The squash bug is secretive in its habits. Adults and nymphs may be found clustered about the crown of the plant, beneath damaged leaves, and under clods or any other protective ground cover. They scamper for cover when disturbed. The secretive nature of squash bugs can be used to your advantage in controlling these pests. Place a small, square piece of old shingle or heavy cardboard under each squash plant. As bugs congregate under it for protection, simply lift the trap and smash them with your hoe (or shoe). Other control methods include early planting and removing eggs and nymphs by hand.
Remove and destroy vines and discarded fruit after harvest to eliminate overwintering sites. Early detection of squash bugs is very important, as they are difficult to control and can cause considerable damage. Apply insecticides when nymphs are small, as adults are difficult to kill.
Squash Vine Borers
Squash vine borer larva (Melittia cucurbitae) and damage.
Squash vine borer larva (Melittia cucurbitae)
and damage. Alton N. Sparks, Jr.,
University of Georgia,
The squash vine borer (Melittia cucurbitae) ranges from Canada to Argentina and is the most serious enemy of squashes and gourds. It causes much trouble where only a few plants are grown in gardens. It rarely attacks cucumbers and melons. Great variations exist in the susceptibility of squash and pumpkin varieties. Butternut and Green-Striped Cushaw varieties are practically immune to attack, but Hubbard squash is highly susceptible.

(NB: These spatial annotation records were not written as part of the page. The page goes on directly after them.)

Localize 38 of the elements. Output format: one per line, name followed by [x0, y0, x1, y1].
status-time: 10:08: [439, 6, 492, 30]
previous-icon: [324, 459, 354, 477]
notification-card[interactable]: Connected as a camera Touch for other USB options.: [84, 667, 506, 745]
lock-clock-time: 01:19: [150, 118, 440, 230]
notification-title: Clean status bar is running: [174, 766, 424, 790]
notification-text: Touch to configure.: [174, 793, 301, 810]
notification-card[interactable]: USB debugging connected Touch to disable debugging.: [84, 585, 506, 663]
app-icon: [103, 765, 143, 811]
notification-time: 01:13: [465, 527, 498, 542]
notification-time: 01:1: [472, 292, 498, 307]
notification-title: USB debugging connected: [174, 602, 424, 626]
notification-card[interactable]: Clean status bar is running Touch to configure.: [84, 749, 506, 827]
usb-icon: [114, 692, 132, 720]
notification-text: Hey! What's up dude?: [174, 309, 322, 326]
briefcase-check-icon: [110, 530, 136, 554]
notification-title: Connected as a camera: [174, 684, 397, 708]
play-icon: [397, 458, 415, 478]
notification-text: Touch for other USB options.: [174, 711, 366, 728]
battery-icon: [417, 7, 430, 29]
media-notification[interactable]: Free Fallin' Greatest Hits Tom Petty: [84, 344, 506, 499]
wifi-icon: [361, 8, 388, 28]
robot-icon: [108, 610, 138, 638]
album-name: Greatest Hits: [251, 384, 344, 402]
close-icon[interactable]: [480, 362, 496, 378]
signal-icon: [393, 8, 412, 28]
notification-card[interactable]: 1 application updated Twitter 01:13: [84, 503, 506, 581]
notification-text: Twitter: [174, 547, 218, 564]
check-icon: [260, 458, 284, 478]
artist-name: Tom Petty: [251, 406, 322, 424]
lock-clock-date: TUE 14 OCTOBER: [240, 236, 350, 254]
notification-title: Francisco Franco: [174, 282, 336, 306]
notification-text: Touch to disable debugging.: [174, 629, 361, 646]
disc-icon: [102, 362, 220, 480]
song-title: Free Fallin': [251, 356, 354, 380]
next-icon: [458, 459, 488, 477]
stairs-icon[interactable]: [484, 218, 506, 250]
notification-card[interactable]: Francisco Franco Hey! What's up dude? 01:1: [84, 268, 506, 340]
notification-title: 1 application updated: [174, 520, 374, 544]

The moths are day fliers and are often mistaken for wasps. Larvae are white, heavy-bodied and considerably over 1 inch (2.54 cm) long when fully grown.

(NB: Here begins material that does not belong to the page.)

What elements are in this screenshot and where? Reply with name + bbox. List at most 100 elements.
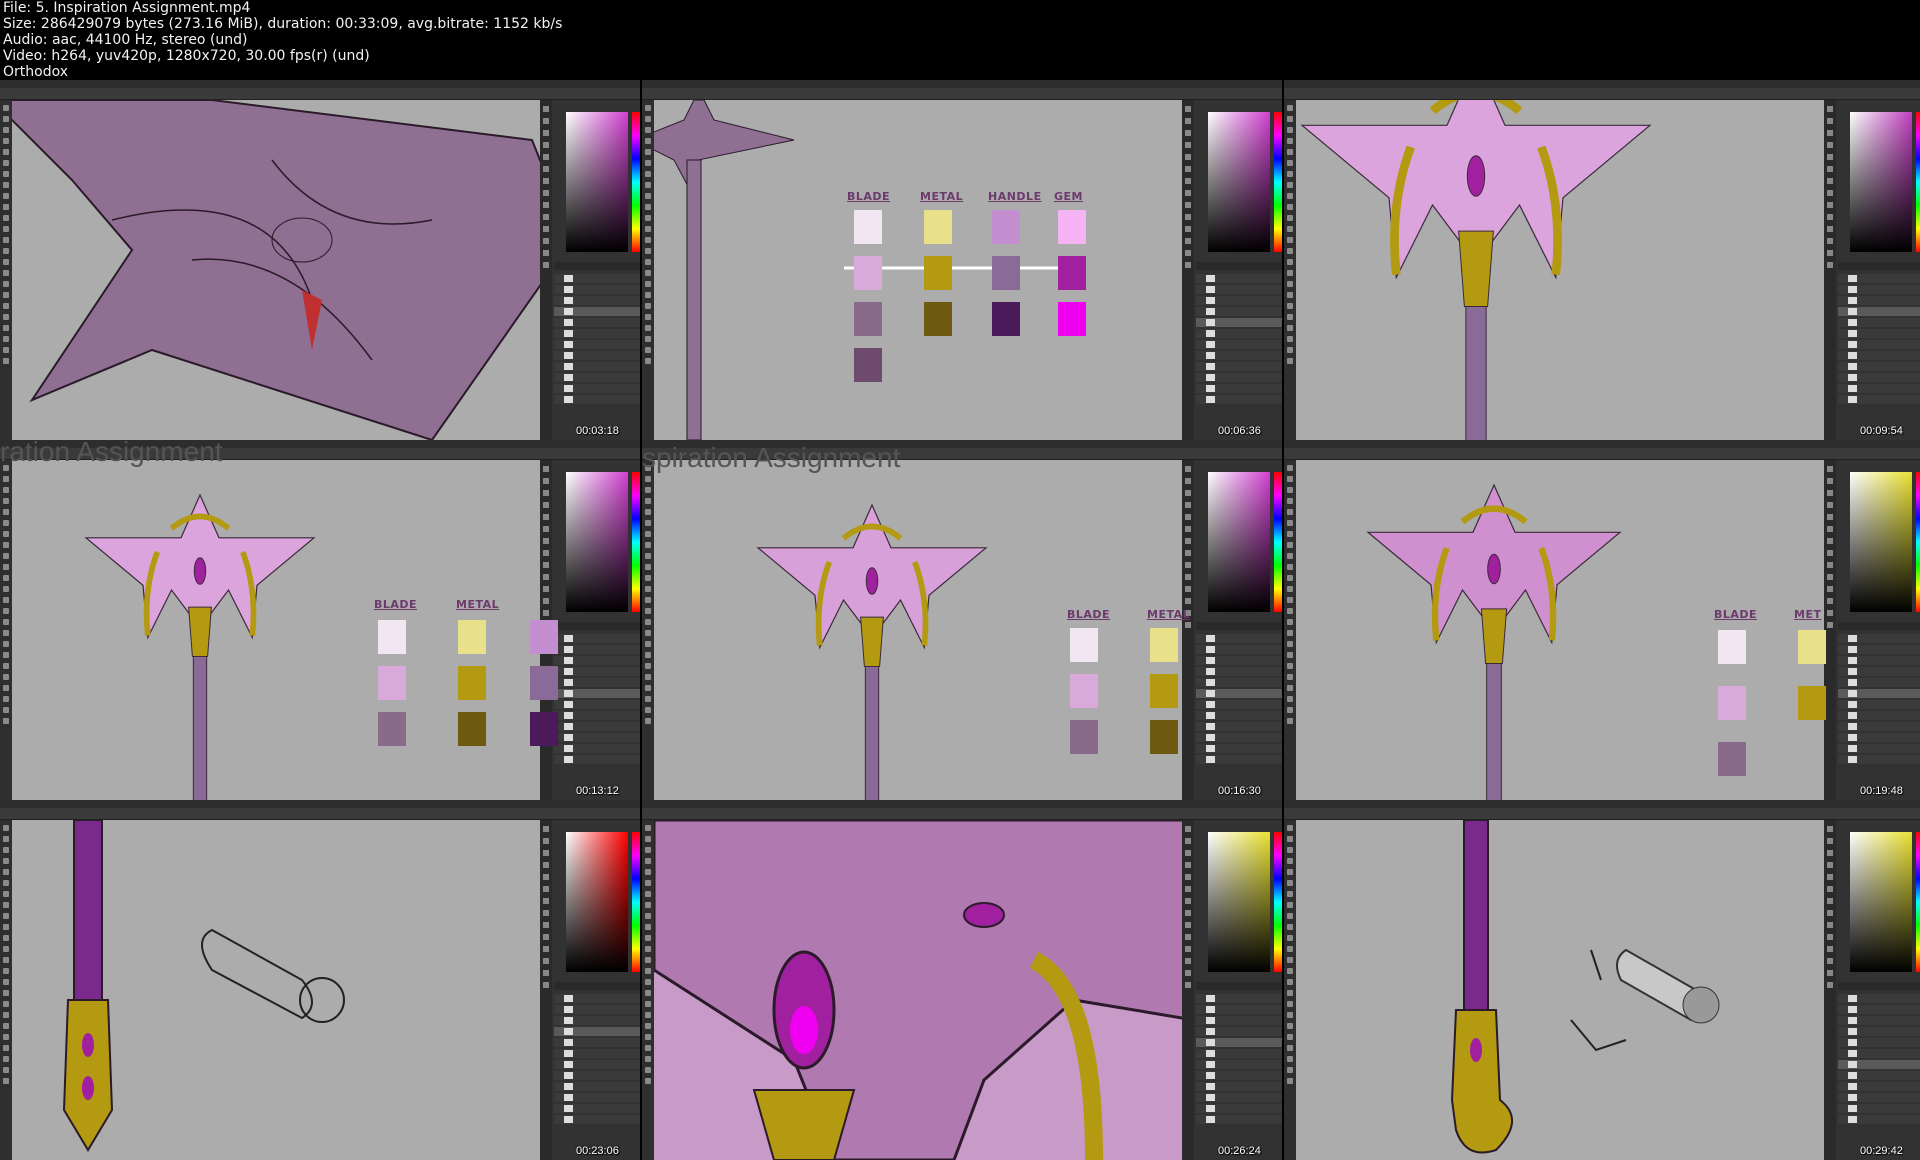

The insect overwinters in the soil as a larva or pupa (a non-feeding stage where the larva changes to an adult) enclosed in a cocoon. Moths emerge in early summer and lay eggs on the stems of the plants, usually late May in the South. Upon hatching, larvae bore into vines and complete their development in four or more weeks. Then they leave the plant, crawl into the soil, spin a cocoon and transform to a pupa. There are two generations in South Carolina.
In a vegetable garden, various measures can be taken to control this pest. Till the soil in late winter to expose overwintering insects. Rotate squash to another location in the garden each season. Destroy vines that have been killed to break the life cycle. You can slit the infested vine lengthwise and remove borers or kill them with a long pin or needle. Place soil over slit stem after removing the borer to encourage root development, and keep plants well watered. Plant as early as the weather allows since borers do not emerge until early summer.